Nor will it do anything for the National Register’s relevance to the real world, but I doubt if that’s important to the Register’s staff; they like irrelevance; it’s a safe condition.
Several commenters have told NPS what would actually be helpful.  Don’t focus on the clerical niceties of nomination; instead advise government agencies and other change agents about how to address TCPs in planning and decision making.  Take it as given that if a place is important to a community – including a self-defined community – it’s the obligation of a government that’s supposed to be by and for the people to give that place careful consideration before doing something to it.  Talk with the people who value it, deliberate with them about ways to protect its significance while realizing whatever public interest is served by the decisions that will affect it.  See what can be done to put such protections in place and make them work.
But that kind of thing, the registrars point out, isn’t their game; it’s supposedly the game of the ACHP.  Fair enough, though the ACHP has largely abandoned the field of play.  So maybe the registrars ought to talk with the ACHP, maybe share the effort.  Or maybe they should satisfy themselves with clarifying a few unfortunate word choices and dated assumptions in the Bulletin and leave any further guidance on the subject to the ACHP, the Council on Environmental Quality (CEQ) or some other entity that actually relates to reality.  I don’t expect them to exercise such broadmindedness or restraint, however.  They have convinced themselves that the National Register is the indispensable centerpiece of the nation’s historic preservation program, so only they can correct NRB 38’s deficiencies – whatever they are.
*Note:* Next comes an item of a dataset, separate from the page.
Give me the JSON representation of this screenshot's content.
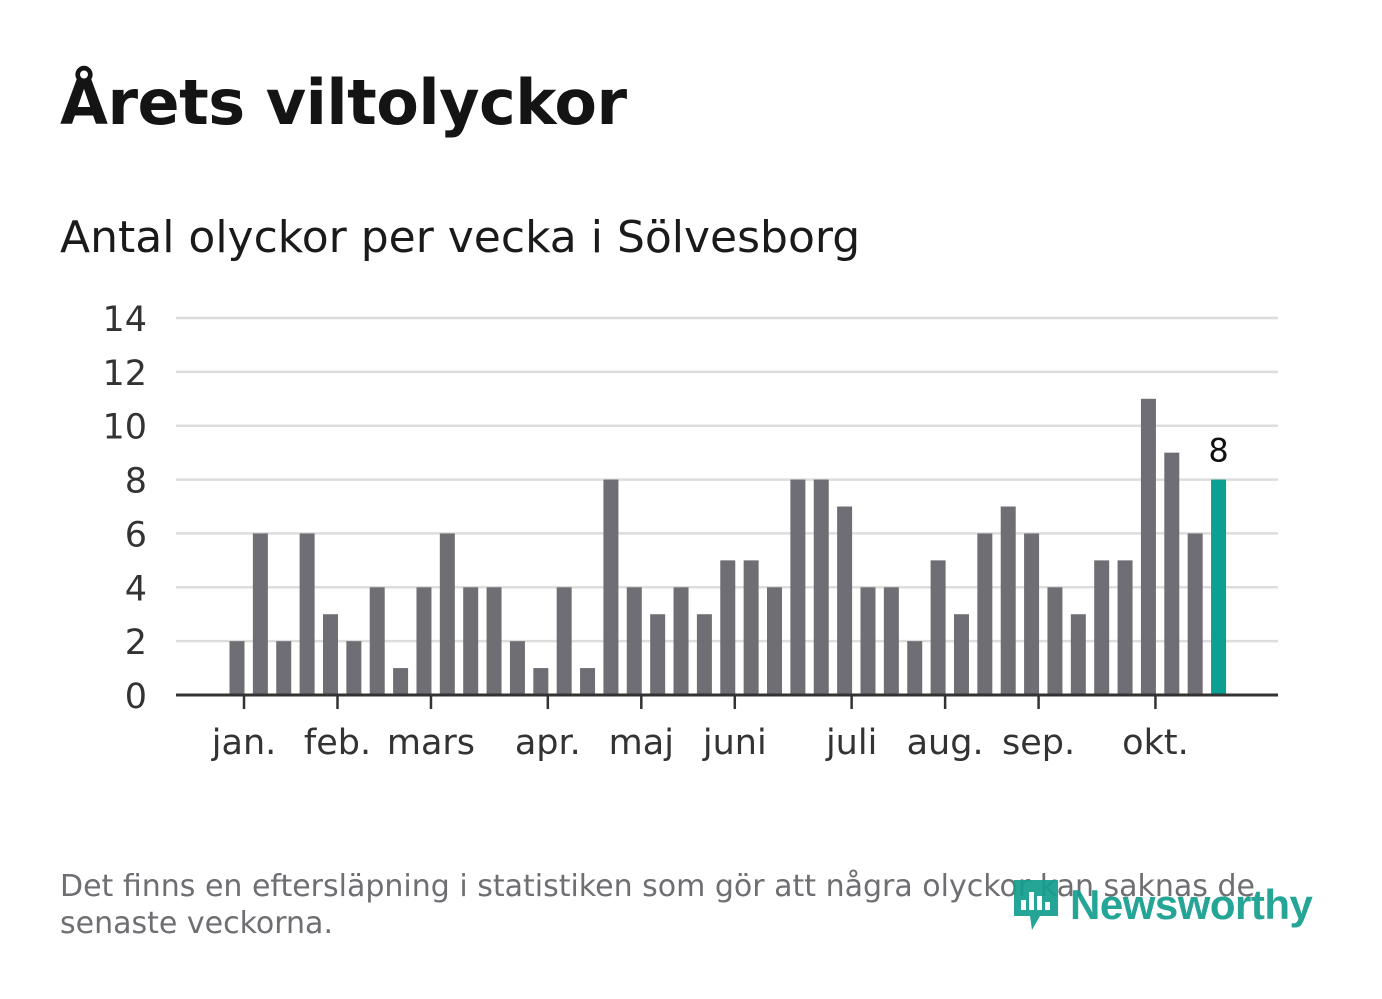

A number of people have asked me what they can do about the Register’s threatened fixes – besides filing eloquent comments, as many have done, and waiting for them to be misunderstood, ignored, or both.  The only recommendation I’ve been able to come up with is to take the matter up with higher levels in the Department of the Interior food chain.  I don’t know that this is a particularly hopeful option – the Obama administration has done little but disappoint in matters like this – but it is just possible that if the Secretary of the Interior were made aware of what is being done in her name by her minions at the National Register, her people would give the registrars a little adult oversight.  Of course, the Secretary is under orders from our keen-minded president to “greenlight” energy projects on the public lands, and hang the environmental laws, so expecting responsibility from her for the cultural environment is probably a fruitless enterprise.  What’s sad is that there’s not necessarily a conflict between energy development and taking care of the places that matter to people.  What creates conflict are government policies that encourage change agents to ignore the impacts of their actions on anything their own experts can’t weigh and measure using finely calibrated professional (or other) procedures – regardless of what those affected think is important.  People who value places that professional practitioners can't appreciate or registrars assign easly to pigeonholes are left with nothing to do but fume, demonstrate, and litigate.  NRB 38 was designed to help create conditions in which such conflicts could be identified early and resolved by consensus; what the registrars seem to be about will, I fear, have the opposite effect.